Notre alimentation est toujours le mélange complexe d'ingrédients bénéfiques et nocifs. Ce qui importe, ce n'est pas l'absence totale de risques, mais leur maîtrise et leur classification. Cette logique s’applique également à des habitudes quotidiennes en apparence inoffensives. Ainsi, selon l’Organisation mondiale de la santé, la consommation régulière de boissons très chaudes — à plus de 65 degrés Celsius — augmente le risque de cancer de l’œsophage. Même les tisanes ne sont pas automatiquement exemptes de danger : des alcaloïdes pyrrolizidiniques, des toxines végétales susceptibles d’endommager le foie, ont été trouvés à plusieurs reprises dans des récoltes sauvages ou des produits importés en vrac. Combinés à la cannelle de Cassia, couramment utilisée dans les pâtisseries bon marché, ces composés mettent à rude épreuve les capacités de détoxification du foie.

D'un point de vue toxicologique, l'alimentation reste toujours un risque calculé. On ne peut s'en passer, mais mieux vaut être informé. Le feu sacré ne fait certes plus de ravages aujourd'hui, même si l'ergot du seigle continue de contaminer nos céréales. L'agriculture moderne et les procédés de transformation permettent d’éviter des intoxications extrêmes comme celles observées au Moyen Âge. Pour autant, la nature n'a pas perdu de son répertoire.

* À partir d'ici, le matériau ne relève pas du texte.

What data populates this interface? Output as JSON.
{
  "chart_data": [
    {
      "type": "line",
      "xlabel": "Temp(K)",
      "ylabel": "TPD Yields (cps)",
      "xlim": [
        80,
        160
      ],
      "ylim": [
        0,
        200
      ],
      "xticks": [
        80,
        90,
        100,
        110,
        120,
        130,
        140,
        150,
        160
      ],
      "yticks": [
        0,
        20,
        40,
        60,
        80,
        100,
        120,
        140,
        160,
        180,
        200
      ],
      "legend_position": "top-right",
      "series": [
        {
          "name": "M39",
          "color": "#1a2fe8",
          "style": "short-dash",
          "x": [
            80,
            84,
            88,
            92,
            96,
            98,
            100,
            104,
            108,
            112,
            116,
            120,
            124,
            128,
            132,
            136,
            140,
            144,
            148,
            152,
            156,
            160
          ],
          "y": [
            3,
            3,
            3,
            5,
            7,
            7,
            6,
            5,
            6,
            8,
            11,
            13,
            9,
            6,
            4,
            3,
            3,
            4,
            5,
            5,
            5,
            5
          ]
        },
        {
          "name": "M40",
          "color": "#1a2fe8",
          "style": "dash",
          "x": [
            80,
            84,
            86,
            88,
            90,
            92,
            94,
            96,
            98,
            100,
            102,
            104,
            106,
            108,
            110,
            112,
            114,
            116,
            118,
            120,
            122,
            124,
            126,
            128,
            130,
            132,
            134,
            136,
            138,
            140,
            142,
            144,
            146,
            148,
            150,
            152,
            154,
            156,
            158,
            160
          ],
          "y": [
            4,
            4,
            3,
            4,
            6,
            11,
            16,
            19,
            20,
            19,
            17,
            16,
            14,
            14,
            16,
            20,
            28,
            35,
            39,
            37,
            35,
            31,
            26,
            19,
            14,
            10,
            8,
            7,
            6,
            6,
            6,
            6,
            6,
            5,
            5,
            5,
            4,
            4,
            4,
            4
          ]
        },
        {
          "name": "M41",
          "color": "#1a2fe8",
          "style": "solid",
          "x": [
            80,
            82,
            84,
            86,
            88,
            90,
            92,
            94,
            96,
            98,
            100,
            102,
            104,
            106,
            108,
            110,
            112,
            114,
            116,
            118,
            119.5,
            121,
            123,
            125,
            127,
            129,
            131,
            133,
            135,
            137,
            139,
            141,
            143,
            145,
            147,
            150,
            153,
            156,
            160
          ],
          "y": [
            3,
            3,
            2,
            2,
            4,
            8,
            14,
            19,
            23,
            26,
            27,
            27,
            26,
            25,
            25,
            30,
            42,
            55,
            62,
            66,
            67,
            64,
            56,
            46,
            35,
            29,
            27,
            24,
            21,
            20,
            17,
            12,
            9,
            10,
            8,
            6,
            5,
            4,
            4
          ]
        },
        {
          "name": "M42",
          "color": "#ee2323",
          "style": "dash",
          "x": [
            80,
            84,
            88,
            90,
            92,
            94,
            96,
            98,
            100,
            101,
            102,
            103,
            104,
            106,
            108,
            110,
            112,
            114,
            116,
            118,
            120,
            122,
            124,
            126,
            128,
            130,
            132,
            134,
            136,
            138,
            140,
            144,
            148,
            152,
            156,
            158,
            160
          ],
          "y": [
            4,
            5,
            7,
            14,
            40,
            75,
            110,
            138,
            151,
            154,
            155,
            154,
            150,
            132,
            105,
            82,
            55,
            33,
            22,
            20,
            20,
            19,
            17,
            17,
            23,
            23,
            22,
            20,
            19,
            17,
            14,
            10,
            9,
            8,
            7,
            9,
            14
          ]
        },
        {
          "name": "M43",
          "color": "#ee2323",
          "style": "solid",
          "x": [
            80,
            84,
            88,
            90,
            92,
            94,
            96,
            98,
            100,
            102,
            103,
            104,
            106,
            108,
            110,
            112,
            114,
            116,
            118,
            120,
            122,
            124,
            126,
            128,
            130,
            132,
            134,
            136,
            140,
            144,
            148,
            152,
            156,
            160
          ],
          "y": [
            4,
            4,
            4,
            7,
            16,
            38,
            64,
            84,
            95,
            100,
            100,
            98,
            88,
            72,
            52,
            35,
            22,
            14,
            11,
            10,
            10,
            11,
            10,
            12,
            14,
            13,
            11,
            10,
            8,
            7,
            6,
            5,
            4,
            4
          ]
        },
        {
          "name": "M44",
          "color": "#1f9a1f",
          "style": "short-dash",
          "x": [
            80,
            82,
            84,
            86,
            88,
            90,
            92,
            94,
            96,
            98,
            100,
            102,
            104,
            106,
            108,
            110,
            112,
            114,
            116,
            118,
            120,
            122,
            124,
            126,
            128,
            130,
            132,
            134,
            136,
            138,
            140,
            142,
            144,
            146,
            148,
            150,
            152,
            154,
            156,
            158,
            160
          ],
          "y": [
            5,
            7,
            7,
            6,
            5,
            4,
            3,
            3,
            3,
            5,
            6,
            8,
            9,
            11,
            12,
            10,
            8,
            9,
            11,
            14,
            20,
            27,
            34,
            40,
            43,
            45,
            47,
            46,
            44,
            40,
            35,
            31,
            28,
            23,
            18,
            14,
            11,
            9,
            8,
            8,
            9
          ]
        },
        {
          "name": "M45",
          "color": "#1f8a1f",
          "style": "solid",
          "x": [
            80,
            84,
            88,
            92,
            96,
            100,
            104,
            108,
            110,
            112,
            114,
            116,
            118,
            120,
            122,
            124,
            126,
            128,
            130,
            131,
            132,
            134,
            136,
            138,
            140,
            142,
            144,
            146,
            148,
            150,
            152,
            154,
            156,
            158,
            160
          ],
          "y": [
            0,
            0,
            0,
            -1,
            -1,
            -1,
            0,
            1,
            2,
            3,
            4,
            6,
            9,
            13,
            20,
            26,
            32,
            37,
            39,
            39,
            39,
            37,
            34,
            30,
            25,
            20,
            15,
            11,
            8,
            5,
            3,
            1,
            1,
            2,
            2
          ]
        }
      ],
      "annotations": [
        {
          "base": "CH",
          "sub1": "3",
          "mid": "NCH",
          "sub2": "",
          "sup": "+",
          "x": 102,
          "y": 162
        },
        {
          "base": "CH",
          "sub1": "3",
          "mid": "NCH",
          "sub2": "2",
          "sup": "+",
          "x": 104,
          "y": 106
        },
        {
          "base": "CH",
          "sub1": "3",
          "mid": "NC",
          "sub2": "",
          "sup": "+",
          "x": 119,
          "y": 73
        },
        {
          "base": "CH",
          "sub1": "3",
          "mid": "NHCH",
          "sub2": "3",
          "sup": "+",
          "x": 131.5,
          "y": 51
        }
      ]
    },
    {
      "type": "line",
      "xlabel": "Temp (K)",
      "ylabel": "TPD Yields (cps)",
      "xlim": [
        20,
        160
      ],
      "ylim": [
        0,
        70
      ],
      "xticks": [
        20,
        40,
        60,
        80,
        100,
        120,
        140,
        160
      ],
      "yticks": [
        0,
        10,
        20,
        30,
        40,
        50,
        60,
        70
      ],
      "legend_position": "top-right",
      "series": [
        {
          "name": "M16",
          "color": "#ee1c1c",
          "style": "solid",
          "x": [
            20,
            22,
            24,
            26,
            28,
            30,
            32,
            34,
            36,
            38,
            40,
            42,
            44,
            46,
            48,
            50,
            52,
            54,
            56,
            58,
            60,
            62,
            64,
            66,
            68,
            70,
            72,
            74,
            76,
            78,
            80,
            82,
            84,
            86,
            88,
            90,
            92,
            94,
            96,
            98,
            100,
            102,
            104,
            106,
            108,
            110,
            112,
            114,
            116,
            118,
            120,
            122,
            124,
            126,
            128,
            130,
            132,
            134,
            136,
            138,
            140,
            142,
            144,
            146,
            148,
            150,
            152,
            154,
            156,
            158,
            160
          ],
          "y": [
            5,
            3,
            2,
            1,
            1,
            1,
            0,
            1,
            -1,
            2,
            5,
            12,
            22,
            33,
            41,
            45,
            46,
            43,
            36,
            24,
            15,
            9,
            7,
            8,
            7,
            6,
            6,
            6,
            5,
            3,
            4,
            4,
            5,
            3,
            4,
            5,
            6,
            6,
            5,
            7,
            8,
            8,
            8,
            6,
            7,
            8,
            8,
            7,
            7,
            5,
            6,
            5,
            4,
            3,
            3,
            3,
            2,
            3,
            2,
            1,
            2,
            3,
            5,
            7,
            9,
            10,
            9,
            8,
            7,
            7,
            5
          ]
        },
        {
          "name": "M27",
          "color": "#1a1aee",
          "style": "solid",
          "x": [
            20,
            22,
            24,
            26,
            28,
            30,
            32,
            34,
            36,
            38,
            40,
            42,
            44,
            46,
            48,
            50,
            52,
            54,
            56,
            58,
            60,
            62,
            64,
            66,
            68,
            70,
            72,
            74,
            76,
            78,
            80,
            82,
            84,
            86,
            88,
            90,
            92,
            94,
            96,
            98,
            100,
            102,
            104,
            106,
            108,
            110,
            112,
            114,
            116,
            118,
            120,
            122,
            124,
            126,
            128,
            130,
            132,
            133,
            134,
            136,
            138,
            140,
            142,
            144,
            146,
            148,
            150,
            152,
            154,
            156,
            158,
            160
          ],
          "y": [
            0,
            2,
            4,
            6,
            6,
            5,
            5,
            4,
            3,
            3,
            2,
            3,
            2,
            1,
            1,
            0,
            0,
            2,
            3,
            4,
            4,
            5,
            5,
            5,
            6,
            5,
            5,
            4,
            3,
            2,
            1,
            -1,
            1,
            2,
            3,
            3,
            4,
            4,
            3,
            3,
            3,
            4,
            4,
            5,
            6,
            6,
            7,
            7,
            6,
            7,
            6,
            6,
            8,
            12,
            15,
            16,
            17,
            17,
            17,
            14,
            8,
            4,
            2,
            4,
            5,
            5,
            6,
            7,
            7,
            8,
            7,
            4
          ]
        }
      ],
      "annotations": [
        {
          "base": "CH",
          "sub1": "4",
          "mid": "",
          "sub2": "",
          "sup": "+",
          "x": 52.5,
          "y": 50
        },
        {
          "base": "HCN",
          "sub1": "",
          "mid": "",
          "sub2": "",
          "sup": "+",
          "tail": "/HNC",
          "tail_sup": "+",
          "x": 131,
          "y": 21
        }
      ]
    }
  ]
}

À toutes celles et tous ceux qui ont réussi à maintenir leurs nouvelles habitudes plus saines jusqu’à présent : ne relâchez pas vos efforts. Ceux qui persévèrent s’en rendent vite compte : manger sainement n'est pas seulement une question de renoncement, mais aussi de connaissances, d'attention et de plaisir conscient - que les aliments soient transformés ou non. Même si la motivation du début d'année s’est émoussée, poursuivez sur cette voie et faites de 2026 votre année santé. Et débarrassez-vous des mythes : faire le tri, c’est aussi s’offrir une meilleure qualité de vie.